Anthony Sowell, left, and defense attorney Rufus Sims AP/Marvin Fong

(CBS/AP) CLEVELAND - The sentencing phase is set to begin in the case of Ohio serial killer Anthony Sowell, who was convicted of murdering 11 women and dumping their remains around his home and backyard in Cleveland.

Pictures: Anthony Sowell's Alleged Victims

The same jury that convicted Sowell, 51, in July reconvenes Monday to hear testimony and then decide whether to recommend the death penalty or life in prison.

The sentencing phase could take more than a week.

The discovery of the bodies was an embarrassment for the city's police force, which was accused by victims' families of failing to properly investigate the disappearances because most of the women were addicted to drugs and lived in an impoverished neighborhood. Several victims' families filed a wrongful death lawsuit against the city last year.

The women began disappearing in 2007, and prosecutors say Sowell lured them to his home with the promise of alcohol or drugs. Police discovered the first two bodies and a freshly dug grave in late 2009 after officers went to investigate a woman's report that she had been raped there.

Many of the women found in Sowell's home had been missing for weeks or months, and some had criminal records. They were disposed of in garbage bags and plastic sheets, then dumped in various parts of the house and yard. All that remained of one victim, Leshanda Long, was her skull, which was found in a bucket in the basement. Most of the victims were nude from the waist down, strangled with household objects and had traces of cocaine or depressants in their systems. All of the victims were black.

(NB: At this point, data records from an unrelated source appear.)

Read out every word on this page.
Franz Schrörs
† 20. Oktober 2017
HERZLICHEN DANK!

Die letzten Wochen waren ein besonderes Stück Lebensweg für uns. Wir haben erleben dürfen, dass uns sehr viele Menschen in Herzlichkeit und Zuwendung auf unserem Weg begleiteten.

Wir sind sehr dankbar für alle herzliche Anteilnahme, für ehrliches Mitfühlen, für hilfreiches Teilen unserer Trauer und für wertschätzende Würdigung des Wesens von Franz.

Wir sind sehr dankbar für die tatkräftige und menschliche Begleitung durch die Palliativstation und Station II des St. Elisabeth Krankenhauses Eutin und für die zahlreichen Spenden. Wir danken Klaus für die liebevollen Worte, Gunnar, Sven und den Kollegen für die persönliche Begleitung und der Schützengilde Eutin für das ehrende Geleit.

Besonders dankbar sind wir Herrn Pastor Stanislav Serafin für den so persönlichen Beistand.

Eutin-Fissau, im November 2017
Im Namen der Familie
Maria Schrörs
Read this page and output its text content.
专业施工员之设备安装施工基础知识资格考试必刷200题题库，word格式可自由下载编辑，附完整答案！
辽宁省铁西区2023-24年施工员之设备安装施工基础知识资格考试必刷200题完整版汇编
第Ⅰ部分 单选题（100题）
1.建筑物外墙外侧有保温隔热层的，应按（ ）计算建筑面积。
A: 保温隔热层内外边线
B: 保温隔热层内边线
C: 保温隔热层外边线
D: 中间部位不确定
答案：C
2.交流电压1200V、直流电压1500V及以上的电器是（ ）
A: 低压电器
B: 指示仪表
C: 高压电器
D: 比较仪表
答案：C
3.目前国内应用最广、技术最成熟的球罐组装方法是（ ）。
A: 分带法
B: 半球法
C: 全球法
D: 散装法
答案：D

He was acquitted of only one count in the 83-count indictment: a charge of aggravated robbery connected to one of the women he was convicted of attacking. Sowell was also convicted of rape, attempted murder, kidnapping and felonious assault in attacks on two other women who survived. He was convicted of attempted murder, attempted rape, kidnapping and felonious assault in an attack on a third woman who also survived.